Trust has quantifying consequences for customer acquisition, product use and profitability.
Investors’ experience
People value professional financial advice because their finances become more complicated and have more money saved. Interest in working with an adviser usually reaches a peak between 30 and 34 years old. The $ 50,000 threshold is another key tag.
Ironically, too many potential customers at this stage of life are rejected or redirected to DIY solutions. Up to 35% of investors with assets below 100,000 USD, regardless of age, it is said that they do not have enough money and are better for digital solutions.
This layer of access to financial advice results from the profitability and the need to scale by financial suppliers and advisers. Given the decreasing trust of Canadians-especially with digital tips-it is extremely short-sighted.
Advisors and companies open to the implementation of investors earlier in the assets of assets will have an advantage over the consolidation of their position as the main supplier; The decision decides generally between 40 and 45 years old.
Three ways to build trust
Our data analysis indicates three actions that advisers can take to gain the trust of Canadians.
First of all, the industry must look at the new model tips for younger investors with lower assets-especially those who have USD 50,000 or more investment assets aged or almost 30 years old. Establish advisory relationships with young investors, regardless of their wealth.

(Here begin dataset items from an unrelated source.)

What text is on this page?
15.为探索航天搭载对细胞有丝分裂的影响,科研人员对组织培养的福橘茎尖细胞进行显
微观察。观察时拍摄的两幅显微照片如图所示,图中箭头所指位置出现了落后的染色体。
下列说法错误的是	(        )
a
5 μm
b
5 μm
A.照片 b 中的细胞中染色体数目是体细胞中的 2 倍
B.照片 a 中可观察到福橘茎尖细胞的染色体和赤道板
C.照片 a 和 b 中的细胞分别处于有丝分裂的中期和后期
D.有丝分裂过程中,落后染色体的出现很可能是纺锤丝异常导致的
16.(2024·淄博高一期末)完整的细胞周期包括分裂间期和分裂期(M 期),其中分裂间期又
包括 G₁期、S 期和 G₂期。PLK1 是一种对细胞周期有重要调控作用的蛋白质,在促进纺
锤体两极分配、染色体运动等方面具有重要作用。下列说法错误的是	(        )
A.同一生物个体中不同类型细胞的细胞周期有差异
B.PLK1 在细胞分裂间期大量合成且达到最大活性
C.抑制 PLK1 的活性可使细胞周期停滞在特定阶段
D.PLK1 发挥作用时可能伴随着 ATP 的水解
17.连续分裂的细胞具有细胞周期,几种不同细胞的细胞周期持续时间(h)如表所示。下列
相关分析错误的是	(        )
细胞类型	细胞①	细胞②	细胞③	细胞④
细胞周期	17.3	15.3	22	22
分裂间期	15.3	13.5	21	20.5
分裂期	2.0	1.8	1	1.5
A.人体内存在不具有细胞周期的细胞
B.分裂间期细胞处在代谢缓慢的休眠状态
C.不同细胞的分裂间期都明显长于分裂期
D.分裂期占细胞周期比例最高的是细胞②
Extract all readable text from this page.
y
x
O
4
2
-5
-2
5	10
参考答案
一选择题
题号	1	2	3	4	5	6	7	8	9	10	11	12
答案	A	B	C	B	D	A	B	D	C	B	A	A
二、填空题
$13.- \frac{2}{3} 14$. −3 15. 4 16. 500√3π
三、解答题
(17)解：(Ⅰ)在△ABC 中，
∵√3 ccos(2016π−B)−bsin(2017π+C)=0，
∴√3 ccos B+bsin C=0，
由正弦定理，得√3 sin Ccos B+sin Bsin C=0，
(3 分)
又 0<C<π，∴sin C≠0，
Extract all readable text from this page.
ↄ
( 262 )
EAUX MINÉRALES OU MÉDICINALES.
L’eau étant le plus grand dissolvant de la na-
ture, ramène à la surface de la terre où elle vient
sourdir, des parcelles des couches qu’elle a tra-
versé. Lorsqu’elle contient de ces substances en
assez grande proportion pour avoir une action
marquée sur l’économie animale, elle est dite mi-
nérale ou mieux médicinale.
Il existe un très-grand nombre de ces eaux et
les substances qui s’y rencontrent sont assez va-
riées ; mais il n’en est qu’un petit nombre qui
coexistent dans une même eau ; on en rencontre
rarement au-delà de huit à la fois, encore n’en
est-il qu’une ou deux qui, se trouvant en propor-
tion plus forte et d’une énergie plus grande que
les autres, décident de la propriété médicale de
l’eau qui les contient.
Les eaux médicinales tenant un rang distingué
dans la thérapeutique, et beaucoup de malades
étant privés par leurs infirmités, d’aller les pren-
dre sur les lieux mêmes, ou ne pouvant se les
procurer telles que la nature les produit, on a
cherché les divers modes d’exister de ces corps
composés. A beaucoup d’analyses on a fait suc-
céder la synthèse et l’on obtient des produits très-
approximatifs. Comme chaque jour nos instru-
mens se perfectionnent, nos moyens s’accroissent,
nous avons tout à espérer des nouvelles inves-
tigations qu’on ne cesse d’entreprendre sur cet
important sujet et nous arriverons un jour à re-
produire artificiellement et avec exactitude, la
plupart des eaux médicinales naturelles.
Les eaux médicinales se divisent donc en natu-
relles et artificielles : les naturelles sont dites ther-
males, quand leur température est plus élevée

Secondly, promote the delivery of a documented financial plan. Our research confirms that 70% of people with a written financial plan trust their financial advisers. Only 39% of people without a written plan say the same. Investors invest more often if they have a plan written by a professional adviser. It has 26 percentage points more likely that they will plan the GIC investment or joint investment funds, and 20 points will more often plan a capital or permanent income investment.
Third, contact clients proactively. Studies emphasize that proactive contact and service can have a significant impact on trust. And although even one contact per year can move the needles, a sweet place to maximize trust seems to be from two to three contacts a year. This level of activity strengthens the trusted nature of the relationship.
These steps are fundamental to establish and strengthen trusted financial relationships. The results will benefit financial providers, advisers and, most importantly, investors.